Persistent misconceptions about autism in Nigeria are being fuelled by deep-rooted cultural beliefs and misinformation, according to the President of the National Society for Autism-Nigeria (NASAN), Mrs Ronke Katagum. Speaking in an interview on Friday in Abuja, she addressed the challenges families and individuals on the autism spectrum continue to face due to widespread myths and stigma.
Autism Spectrum Disorder (ASD) is a neurodevelopmental condition characterised by repetitive and restricted behaviours, as well as difficulties with social interaction and communication. However, societal misunderstandings have led many to misinterpret its causes and manifestations.

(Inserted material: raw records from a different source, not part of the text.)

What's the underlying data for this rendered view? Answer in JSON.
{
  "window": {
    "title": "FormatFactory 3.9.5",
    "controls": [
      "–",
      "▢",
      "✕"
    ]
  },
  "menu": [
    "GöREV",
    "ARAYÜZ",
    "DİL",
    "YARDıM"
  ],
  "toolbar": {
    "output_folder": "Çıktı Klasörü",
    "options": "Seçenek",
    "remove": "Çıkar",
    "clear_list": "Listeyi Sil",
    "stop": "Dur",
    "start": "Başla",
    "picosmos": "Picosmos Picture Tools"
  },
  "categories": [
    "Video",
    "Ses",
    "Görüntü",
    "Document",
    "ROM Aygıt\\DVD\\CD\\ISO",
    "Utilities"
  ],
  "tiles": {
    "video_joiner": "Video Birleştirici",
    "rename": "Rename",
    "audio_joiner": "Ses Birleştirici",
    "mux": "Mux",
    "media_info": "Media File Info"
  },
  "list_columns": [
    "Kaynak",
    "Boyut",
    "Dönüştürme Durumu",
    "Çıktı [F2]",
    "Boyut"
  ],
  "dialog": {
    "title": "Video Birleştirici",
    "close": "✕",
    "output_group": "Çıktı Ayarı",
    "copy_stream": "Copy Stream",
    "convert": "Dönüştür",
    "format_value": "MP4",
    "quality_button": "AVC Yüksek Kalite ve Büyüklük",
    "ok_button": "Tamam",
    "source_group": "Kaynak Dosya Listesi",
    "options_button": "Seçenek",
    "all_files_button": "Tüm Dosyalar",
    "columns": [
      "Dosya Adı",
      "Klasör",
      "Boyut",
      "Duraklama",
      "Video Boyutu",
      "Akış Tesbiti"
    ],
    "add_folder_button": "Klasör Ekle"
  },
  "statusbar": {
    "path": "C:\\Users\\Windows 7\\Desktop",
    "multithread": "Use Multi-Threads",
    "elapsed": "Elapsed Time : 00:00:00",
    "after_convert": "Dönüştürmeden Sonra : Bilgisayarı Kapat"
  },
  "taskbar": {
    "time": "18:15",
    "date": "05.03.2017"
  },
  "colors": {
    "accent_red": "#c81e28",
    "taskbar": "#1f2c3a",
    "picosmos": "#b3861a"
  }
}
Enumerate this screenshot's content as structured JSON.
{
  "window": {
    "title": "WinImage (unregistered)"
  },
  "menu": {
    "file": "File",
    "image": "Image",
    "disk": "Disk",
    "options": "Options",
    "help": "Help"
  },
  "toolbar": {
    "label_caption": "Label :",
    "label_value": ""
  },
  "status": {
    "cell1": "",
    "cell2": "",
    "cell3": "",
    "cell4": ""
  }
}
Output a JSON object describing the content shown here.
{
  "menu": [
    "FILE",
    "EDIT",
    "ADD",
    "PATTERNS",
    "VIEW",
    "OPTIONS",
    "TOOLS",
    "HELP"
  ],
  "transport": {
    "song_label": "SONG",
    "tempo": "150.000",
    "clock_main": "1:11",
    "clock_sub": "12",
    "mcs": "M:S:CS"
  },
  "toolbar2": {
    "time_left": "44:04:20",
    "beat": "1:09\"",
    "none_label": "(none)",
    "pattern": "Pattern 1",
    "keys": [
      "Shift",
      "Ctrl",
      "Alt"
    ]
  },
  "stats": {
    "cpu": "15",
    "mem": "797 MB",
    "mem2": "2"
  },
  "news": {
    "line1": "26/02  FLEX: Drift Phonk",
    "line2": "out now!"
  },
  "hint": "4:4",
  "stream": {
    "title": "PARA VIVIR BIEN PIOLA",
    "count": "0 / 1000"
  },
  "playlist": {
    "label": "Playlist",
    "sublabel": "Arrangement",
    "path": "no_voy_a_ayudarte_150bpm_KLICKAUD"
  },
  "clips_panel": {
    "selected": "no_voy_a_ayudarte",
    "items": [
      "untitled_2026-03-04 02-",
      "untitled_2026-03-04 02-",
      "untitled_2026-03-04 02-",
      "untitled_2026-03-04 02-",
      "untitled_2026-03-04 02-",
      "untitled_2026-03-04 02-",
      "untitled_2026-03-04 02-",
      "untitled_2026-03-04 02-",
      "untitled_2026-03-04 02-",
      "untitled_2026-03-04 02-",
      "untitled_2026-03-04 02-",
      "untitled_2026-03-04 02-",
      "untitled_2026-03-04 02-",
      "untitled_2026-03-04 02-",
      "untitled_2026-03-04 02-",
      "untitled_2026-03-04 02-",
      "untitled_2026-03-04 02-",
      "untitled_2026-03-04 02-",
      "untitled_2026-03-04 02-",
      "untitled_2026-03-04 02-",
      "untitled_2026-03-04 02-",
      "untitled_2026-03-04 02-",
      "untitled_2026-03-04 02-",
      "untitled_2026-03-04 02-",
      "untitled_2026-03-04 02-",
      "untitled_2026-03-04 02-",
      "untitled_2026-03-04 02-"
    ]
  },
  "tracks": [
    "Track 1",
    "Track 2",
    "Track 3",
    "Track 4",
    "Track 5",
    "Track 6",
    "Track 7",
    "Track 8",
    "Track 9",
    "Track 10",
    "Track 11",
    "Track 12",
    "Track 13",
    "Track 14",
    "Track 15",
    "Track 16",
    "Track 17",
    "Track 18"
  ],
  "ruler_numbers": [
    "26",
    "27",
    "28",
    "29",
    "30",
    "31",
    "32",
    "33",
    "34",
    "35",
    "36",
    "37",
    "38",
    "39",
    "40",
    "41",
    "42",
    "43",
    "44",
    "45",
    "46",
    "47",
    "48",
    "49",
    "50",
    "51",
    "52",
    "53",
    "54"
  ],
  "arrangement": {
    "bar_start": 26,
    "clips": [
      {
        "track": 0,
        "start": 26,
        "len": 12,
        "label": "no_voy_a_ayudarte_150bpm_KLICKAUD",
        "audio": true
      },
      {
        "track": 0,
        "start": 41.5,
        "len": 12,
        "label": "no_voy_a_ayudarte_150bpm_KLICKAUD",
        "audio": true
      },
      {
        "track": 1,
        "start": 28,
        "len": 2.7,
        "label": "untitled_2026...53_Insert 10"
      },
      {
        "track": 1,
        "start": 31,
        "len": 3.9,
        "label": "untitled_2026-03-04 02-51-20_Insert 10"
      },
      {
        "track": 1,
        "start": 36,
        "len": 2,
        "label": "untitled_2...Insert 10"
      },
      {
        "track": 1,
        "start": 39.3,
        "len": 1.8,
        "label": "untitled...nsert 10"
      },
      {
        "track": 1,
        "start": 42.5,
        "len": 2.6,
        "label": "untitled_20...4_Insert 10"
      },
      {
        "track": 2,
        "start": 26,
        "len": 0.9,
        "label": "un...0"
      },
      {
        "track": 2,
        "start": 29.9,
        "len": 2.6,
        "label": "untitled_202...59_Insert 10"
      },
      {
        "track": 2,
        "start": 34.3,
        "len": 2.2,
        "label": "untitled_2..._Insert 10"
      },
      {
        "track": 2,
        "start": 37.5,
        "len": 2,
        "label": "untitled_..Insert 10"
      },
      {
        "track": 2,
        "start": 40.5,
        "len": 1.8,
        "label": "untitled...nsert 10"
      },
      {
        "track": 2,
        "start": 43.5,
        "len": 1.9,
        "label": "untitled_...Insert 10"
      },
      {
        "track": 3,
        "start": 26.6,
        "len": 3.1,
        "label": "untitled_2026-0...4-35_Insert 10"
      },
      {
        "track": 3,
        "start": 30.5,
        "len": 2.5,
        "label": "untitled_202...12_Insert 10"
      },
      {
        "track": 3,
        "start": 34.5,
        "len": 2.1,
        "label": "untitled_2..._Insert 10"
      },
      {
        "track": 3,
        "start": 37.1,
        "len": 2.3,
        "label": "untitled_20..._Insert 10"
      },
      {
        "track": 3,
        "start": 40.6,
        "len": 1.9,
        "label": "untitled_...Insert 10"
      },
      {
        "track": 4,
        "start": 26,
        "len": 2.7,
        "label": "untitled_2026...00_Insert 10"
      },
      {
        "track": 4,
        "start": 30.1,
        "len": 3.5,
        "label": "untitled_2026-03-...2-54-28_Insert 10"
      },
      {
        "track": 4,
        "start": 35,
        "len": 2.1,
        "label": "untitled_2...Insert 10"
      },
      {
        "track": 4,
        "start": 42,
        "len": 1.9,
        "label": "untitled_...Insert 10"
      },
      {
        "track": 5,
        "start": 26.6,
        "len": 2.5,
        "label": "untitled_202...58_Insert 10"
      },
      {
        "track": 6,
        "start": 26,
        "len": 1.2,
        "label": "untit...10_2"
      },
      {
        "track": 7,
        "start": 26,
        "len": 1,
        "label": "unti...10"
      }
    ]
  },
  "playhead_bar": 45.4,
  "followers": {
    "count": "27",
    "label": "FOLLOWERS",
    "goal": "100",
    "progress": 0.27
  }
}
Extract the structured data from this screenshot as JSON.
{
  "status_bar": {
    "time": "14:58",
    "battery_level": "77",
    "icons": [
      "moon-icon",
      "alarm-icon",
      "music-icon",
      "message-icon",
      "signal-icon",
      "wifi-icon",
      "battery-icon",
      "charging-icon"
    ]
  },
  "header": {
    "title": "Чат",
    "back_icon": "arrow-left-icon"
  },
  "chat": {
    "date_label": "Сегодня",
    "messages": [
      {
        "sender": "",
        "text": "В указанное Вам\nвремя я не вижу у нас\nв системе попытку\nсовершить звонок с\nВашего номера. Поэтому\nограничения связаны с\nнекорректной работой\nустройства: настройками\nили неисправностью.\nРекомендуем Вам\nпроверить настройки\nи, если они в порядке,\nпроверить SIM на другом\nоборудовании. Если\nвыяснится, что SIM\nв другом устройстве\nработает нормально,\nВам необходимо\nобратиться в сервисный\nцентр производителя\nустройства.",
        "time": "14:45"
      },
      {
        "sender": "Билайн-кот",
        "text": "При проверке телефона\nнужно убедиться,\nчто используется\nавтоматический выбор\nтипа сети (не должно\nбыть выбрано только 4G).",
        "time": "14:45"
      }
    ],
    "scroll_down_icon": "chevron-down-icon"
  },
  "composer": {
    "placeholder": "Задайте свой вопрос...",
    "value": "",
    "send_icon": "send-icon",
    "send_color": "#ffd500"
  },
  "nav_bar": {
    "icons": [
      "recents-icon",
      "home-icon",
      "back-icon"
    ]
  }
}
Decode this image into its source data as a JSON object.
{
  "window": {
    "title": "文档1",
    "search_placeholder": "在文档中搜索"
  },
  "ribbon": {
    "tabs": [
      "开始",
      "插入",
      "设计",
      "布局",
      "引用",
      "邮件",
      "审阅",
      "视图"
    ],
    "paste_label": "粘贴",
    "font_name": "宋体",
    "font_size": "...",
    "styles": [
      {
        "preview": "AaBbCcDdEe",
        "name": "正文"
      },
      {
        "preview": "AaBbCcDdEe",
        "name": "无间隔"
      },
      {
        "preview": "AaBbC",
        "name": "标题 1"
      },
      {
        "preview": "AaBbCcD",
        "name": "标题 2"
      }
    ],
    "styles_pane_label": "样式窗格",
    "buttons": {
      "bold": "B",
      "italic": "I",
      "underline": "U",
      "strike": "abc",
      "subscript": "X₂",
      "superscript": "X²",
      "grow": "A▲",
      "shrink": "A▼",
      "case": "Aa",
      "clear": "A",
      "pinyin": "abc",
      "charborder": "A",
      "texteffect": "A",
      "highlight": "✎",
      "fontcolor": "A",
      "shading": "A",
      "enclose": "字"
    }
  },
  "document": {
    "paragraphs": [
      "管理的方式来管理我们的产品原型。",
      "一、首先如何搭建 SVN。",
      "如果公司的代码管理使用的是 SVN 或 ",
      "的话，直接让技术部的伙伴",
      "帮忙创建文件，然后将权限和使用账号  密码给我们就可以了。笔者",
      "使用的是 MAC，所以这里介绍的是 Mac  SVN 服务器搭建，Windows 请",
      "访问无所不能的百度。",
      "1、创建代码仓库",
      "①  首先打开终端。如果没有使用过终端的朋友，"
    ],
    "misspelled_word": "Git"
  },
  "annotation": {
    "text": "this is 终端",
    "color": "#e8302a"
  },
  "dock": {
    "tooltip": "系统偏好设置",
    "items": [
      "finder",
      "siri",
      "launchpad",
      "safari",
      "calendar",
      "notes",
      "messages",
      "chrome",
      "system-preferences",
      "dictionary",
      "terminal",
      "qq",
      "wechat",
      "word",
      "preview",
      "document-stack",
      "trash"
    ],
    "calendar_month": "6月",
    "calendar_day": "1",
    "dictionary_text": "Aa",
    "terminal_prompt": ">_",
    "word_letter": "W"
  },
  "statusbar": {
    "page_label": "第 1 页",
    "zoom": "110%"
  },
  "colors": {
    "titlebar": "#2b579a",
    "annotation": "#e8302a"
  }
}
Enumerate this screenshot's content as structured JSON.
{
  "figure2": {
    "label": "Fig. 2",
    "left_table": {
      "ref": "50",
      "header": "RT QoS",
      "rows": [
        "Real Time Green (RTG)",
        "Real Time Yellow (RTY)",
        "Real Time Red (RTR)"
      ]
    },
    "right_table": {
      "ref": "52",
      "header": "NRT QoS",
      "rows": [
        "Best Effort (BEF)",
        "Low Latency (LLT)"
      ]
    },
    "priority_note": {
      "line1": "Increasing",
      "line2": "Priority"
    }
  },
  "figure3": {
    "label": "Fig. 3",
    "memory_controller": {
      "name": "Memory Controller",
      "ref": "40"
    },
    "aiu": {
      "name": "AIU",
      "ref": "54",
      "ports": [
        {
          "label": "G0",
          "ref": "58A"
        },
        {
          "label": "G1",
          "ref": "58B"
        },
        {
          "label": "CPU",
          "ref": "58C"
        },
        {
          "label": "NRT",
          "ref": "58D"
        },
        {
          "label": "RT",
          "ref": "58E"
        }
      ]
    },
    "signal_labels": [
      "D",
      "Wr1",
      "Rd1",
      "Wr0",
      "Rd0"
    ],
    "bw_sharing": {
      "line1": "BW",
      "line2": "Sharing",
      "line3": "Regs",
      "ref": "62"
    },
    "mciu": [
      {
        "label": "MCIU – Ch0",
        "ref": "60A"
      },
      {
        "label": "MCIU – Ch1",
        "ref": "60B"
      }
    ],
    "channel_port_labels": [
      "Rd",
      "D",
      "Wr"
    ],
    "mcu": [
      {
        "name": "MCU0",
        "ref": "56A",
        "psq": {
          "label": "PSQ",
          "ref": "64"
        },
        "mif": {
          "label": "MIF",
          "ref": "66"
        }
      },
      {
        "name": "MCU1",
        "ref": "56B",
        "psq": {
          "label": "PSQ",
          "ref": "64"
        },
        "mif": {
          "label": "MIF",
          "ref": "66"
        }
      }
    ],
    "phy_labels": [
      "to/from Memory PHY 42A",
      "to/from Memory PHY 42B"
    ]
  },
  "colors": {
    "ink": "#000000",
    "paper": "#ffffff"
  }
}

Katagum explained that several Nigerians mistakenly attribute autism to supernatural forces. “Some believe that autism is caused by witchcraft or spiritual attacks. Many families attribute it to curses, ancestral wrath, or evil spirits, which leads them to seek help from traditional healers and religious centres instead of medical professionals,” she said.
She further pointed out the harmful belief that autism stems from poor parenting or neglect. Another widespread and damaging notion, she said, is the idea that children with autism cannot learn or achieve meaningful goals. Such misconceptions have led to a lack of investment in their education and therapy.
“Another myth is that autism is contagious. Though this stems from ignorance, it causes some people to avoid interacting with individuals on the spectrum out of fear of ‘catching’ it,” she noted.
Katagum also criticised the ongoing circulation of the debunked belief that vaccines cause autism, a misconception that continues to contribute to vaccine hesitancy in parts of Nigeria.
To combat these harmful narratives, the NASAN president stressed the importance of community awareness and education. She urged the government, private sector, and the general public to take collective action in improving the lives of those living with autism.
Katagum called on authorities to implement policies that protect the rights of individuals with autism and ensure they have equal access to essential services such as education, healthcare, and employment. “Funds should be allocated for autism research and early detection programmes. These can include assessments during routine immunisations for infants, along with providing affordable intervention services,” she said.
She underscored the need for investment in training healthcare professionals, educators, and therapists to ensure they can deliver the appropriate care and support.
In addition, Katagum encouraged companies to adopt inclusive hiring practices that recognise the unique talents of individuals on the spectrum. She also suggested that Corporate Social Responsibility (CSR) funding could be used to support initiatives such as early intervention centres or scholarships for families affected by autism.
Highlighting the role of the wider society, she advocated for a culture of inclusion, dignity, and peer support. “We must treat individuals with autism with dignity, support community-based initiatives that provide peer support, and engage volunteers to assist in schools, therapy centres, and advocacy organisations,” she said.
Katagum concluded by calling for stronger policies and increased funding for autism-related services at all levels of government.